(This post was written in May and I forgot about it. It's important to me so I thought I'd share it anyways.)
For this kid anyways.
Yesterday Abiah took his first state assessment test. He scored in the 95%! And then I fainted from relief.
This year has been so trying scholastically, emotionally, and physically. I'm not going to get into all the details. I'm over it. Or I'm in denial. Whatever.
These last few weeks I feel like a veil has been lifted and I'm seeing more clearly. The crazy of having a newborn and a 15 month old while trying to homeschool a 6 year old is wearing off. Abiah is reading, which makes homeschooling so much easier.And Hazel is mostly potty trained, which makes life much easier.
I think what gives me the most relief is the feeling of being settled into this life that I'm leading. Through whatever message I've been soaking up, I've bought into the idea that this job of a SAHHM is less than, simplistic, and invaluable. Maybe even pathetic. Oh how sad! Especially because it's what I WANT!

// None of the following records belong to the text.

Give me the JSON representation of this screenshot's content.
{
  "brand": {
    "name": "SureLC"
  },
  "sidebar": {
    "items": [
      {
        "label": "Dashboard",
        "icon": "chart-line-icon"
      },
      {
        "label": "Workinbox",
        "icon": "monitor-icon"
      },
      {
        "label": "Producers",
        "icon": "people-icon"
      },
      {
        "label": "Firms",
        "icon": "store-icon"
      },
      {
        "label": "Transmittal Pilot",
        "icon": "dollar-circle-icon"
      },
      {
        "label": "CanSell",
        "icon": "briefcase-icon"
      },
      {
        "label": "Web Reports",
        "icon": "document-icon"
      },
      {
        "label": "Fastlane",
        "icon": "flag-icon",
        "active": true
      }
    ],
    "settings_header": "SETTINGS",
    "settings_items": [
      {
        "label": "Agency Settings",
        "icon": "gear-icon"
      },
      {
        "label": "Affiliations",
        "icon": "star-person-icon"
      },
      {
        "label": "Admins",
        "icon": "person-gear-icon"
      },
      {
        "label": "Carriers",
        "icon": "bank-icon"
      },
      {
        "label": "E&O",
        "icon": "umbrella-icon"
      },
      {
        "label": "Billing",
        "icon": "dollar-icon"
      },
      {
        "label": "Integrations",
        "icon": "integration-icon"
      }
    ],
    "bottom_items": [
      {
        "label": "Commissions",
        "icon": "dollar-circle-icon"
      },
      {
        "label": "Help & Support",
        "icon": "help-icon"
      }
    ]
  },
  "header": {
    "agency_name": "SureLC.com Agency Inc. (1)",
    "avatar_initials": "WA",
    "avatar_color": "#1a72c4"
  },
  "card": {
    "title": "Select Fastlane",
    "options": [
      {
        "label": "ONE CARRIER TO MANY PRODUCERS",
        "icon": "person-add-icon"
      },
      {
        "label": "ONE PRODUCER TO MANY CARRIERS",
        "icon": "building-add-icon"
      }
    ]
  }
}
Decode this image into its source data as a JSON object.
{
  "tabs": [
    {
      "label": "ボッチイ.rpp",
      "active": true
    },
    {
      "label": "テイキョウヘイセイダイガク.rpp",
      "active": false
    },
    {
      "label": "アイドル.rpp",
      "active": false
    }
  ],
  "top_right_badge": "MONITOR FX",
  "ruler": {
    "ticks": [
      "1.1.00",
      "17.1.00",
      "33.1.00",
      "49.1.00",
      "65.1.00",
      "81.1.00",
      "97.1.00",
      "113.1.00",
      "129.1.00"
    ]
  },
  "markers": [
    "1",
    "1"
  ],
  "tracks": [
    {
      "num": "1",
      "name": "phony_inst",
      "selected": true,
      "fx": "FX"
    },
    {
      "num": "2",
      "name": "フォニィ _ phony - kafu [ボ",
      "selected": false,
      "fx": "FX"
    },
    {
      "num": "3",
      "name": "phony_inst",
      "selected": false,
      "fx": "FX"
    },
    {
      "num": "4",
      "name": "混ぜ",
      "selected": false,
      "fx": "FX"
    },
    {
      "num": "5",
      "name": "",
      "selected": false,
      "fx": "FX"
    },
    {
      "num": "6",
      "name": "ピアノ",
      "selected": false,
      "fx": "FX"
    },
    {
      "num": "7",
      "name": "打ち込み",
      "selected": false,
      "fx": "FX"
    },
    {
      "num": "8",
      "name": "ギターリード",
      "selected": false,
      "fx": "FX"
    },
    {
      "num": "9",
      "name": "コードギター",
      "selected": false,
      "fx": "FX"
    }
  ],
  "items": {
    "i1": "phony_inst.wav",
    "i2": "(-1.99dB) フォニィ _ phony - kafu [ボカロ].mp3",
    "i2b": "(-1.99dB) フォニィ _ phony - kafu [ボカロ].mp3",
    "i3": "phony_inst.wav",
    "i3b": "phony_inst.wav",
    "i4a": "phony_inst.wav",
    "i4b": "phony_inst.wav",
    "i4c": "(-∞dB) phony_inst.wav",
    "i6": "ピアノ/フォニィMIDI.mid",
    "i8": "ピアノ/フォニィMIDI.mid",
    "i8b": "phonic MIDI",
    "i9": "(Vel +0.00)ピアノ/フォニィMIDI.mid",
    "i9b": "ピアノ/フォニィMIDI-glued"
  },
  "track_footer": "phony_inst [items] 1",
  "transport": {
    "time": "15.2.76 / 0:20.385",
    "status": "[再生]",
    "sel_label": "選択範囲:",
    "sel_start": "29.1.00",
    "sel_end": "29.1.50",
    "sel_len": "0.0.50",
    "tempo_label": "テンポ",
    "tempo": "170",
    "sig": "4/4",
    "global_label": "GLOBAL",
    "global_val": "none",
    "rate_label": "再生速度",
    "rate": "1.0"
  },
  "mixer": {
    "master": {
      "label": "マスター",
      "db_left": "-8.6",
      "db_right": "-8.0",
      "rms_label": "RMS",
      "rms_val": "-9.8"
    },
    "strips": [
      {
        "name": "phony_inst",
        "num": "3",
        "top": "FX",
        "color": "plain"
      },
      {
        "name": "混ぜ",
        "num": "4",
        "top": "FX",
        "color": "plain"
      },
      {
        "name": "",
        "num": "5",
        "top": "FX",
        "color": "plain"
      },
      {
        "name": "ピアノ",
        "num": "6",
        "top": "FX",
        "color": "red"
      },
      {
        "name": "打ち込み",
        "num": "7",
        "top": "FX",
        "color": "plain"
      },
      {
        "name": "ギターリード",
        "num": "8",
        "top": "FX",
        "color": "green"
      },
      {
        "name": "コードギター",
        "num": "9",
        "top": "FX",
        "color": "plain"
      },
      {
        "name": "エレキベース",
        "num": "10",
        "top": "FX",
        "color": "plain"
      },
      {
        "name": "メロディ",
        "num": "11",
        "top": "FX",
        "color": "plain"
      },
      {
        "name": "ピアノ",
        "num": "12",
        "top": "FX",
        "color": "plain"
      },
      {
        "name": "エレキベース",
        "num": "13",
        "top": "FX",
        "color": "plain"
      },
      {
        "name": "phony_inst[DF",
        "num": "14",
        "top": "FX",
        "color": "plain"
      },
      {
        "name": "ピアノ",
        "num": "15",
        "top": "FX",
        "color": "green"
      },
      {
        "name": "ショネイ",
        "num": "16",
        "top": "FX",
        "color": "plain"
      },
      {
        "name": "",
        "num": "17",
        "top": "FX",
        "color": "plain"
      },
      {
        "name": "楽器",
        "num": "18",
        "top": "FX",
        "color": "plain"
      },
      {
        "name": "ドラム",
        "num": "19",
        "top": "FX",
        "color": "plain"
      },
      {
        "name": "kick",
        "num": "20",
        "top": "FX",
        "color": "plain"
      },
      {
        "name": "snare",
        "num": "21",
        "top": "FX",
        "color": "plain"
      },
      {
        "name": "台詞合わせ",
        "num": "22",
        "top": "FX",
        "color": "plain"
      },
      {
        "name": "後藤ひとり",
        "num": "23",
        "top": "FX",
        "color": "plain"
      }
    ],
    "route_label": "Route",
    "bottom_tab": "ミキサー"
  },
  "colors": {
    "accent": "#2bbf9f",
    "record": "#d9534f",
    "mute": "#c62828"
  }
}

Since I used to be the Testing Manager in the office where Abiah took his test yesterday it was also a trip down memory lane. As I watched the ladies in the office answering phones, managing and directing I felt a tug of jealousy to return to that time in my life. Oh, to feel like my life had an impact, to know that I am accomplishing something!
And then we came home. And Abiah read a book. Hazel went potty in the toilet. Amelia toddled around singing and laughing. And Nathan was happy.